May 28, 2011
Citizens United: Up Next, Contributions
Th[e] logic [of Citizens United] is inescapable here. If human beings can make direct campaign contributions within FECA’s limits without risking quid pro quo corruption or its appearance, and if, in Citizens United’s interpretation of Bellotti, corporations and human beings are entitled to equal political speech rights, then corporations must also be able to contribute within FECA’s limits.
Only one other court appears to have ruled on this issue since Citizens United. In Minnesota Citizens Concerned for Life, Inc. v. Swanson, the plaintiffs challenged a state-law ban on corporate contributions to candidates and political parties, arguing that the ban was unconstitutional under Citizens United. 741 F. Supp. 2d 1115 (D. Minn. 2010). The court disagreed, finding that Citizens United’s holding was limited to corporate independent expenditures and was not a repudiation of Buckley’s limitations on direct contributions to candidates. Because Citizens United did not overrule Buckley, the court held, a ban on direct corporate contributions remained constitutional. Id. at 1132-34.

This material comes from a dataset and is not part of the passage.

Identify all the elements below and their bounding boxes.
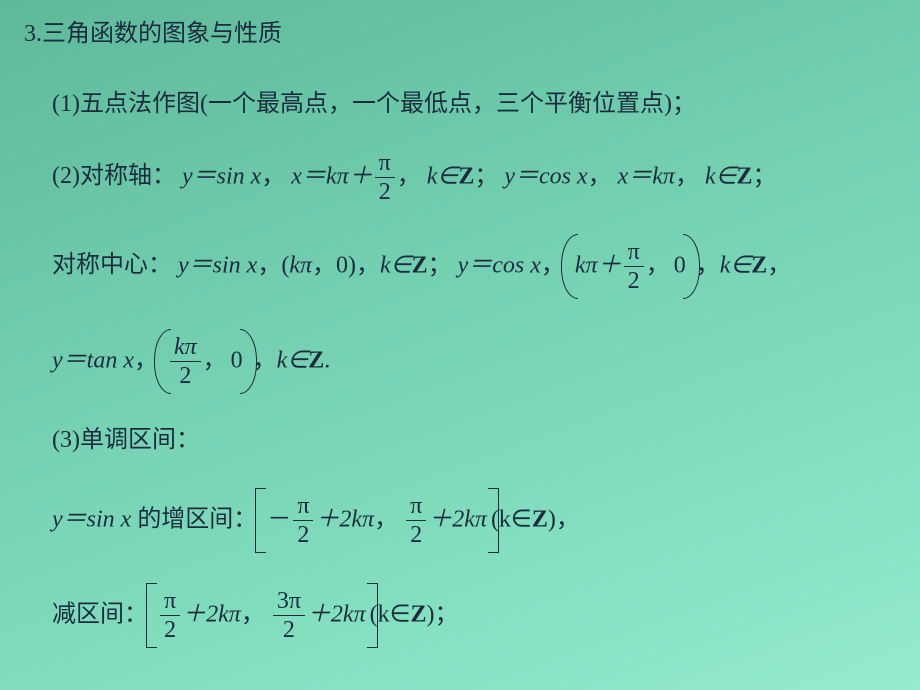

This Court agrees that Citizens United did not overrule Buckley. Indeed, Citizens United noted that limits on direct contributions to candidates, “unlike limits on independent expenditures, have been an accepted means to prevent quid pro quo corruption.” Citizens United, 130 S. Ct. 909 (citing McConnell v. FEC, 540 U.S. 93, 136-38 (2003)). But this Court respectfully disagrees with the Swanson court as to the import of these facts. That Citizens United did not overrule Buckley and that it reaffirmed Buckley’s concern with preventing quid pro quo corruption does not justify flatly banning corporations from making direct donations while permitting individuals to make such donations within FECA’s limits. . . .
[F]or better or worse, Citizens United held that there is no distinction between an individual and a corporation with respect to political speech. Thus, if an individual can make direct contributions within FECA’s limits, a corporation cannot be banned from doing the same thing.